Комнатушка Валентина чем-то напоминала мою и в то же время резко от нее отличалась. Обставленная по-спартански — лишь самое необходимое, — она была не только прибрана, но и свидетельствовала, что где-то
Стол в отличие от моего не качался, а твердо стоял на полу всеми четырьмя деревянными лапами. Мосдревовский диванчик в стиле «физкульт-привет» умилял своей поджаростью и округлыми бицепсами пружин. Прилежно и тихо вели себя стулья: они не скрипели и не стонали даже в том случае, если на них садились. Что же касается, скатерти, то я мог бы поклясться, что ее недавно стирали.
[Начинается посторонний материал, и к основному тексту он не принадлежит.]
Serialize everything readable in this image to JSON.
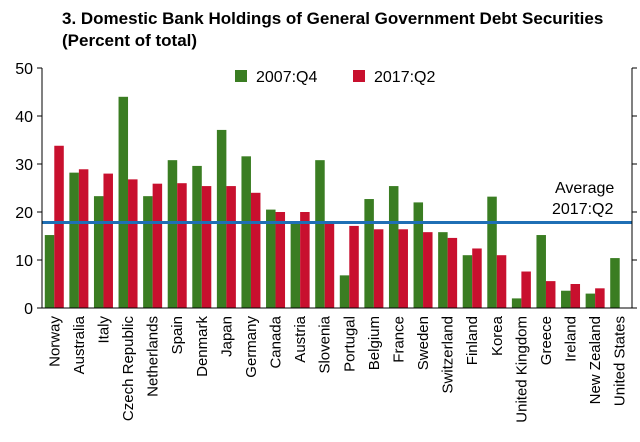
{
  "chart_data": {
    "type": "bar",
    "title": "3. Domestic Bank Holdings of General Government Debt Securities",
    "subtitle": "(Percent of total)",
    "categories": [
      "Norway",
      "Australia",
      "Italy",
      "Czech Republic",
      "Netherlands",
      "Spain",
      "Denmark",
      "Japan",
      "Germany",
      "Canada",
      "Austria",
      "Slovenia",
      "Portugal",
      "Belgium",
      "France",
      "Sweden",
      "Switzerland",
      "Finland",
      "Korea",
      "United Kingdom",
      "Greece",
      "Ireland",
      "New Zealand",
      "United States"
    ],
    "series": [
      {
        "name": "2007:Q4",
        "color": "#3a7d22",
        "values": [
          15.2,
          28.2,
          23.3,
          44.0,
          23.3,
          30.8,
          29.6,
          37.1,
          31.6,
          20.5,
          18.0,
          30.8,
          6.8,
          22.7,
          25.4,
          22.0,
          15.8,
          11.0,
          23.2,
          2.0,
          15.2,
          3.6,
          3.0,
          10.4
        ]
      },
      {
        "name": "2017:Q2",
        "color": "#c8102e",
        "values": [
          33.8,
          28.9,
          28.0,
          26.8,
          25.9,
          26.0,
          25.4,
          25.4,
          24.0,
          20.0,
          20.0,
          17.5,
          17.1,
          16.4,
          16.4,
          15.8,
          14.6,
          12.4,
          11.0,
          7.6,
          5.6,
          5.0,
          4.1,
          null
        ]
      }
    ],
    "ylim": [
      0,
      50
    ],
    "yticks": [
      0,
      10,
      20,
      30,
      40,
      50
    ],
    "grid": false,
    "legend": "top-center",
    "reference_line": {
      "label_line1": "Average",
      "label_line2": "2017:Q2",
      "value": 17.8,
      "color": "#1f6fb5"
    }
  }
}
— Обуржуазиваешься, — грозно сказал я и постучал пальцем по столу.
— Что? — спросил Валентин, делая вид, что он меня не понимает.
— Обуржуазиваешься, говорю. Скатерть-то и выстирана, и выглажена, и накрахмалена, а?
— Товарищ один выстирал, — жеваным голосом сказал Валентин.
— Товарищ, значит?
— Товарищ…
— А в порядке какого поручения: партийного, профсоюзного?
Это была последняя фраза, которую мне удалось сказать в тот вечер. Валентин перехватил нить разговора и больше не выпускал ее из своих рук.
Опасаясь новых выпадов с моей стороны, он говорил без остановки. Затем, продолжая говорить, он вытащил из-под дивана два ящика с тетрадями, пожелал мне спокойной ночи и, растянувшись на диване, мгновенно уснул.
В ящиках было около сотни тетрадей. Если каждая тетрадь займет всего двадцать минут, это уже тридцать три часа с хвостиком… Ничего не скажешь, светлые перспективы!
Но мне повезло: нужный раешник я отыскал в третьей по счету тетради, озаглавленной: «Соловки. 1925 г. Репертуар Соловецкого театра».
Тетрадь открывалась перечнем поставленных в 1925 году спектаклей. Потом шла самая популярная на Соловках и хорошо мне известная песня «Соловки» («Там, где волны скачут от норд-оста, омывая с шумом маяки, я не сам приплыл на этот остров, я не сам пришел на Соловки…»). А на шестой странице характерным почерком Валентина был запечатлен для потомства интересующий меня раешник. К раешнику имелось примечание: «Характерен для творчества низов уголовного мира, еще не осознавших остроту классовых противоречий. Аморфен, показная бесшабашность и молодечество. Авторы не выяснены».
Тетрадь оставила на злосчастной скатерти идеально вычерченный квадрат пыли. Видно, в нее давно не заглядывали. Владелец тетради спал сном праведника, по-детски причмокивая губами. Что ему сейчам снилось? Магнитка? Или «товарищ», стирающий и крахмалящий скатерть? Этого я не знал. Не знал я, пригодится ли мне в дальнейшем соловецкий раешник. В каждом производстве неизбежны отходы, а в уголовном розыске они порой составляют 99 процентов. Скорее всего раешник попадет в эти 99. Но загадывать на будущее не стоит. Поживем — увидим.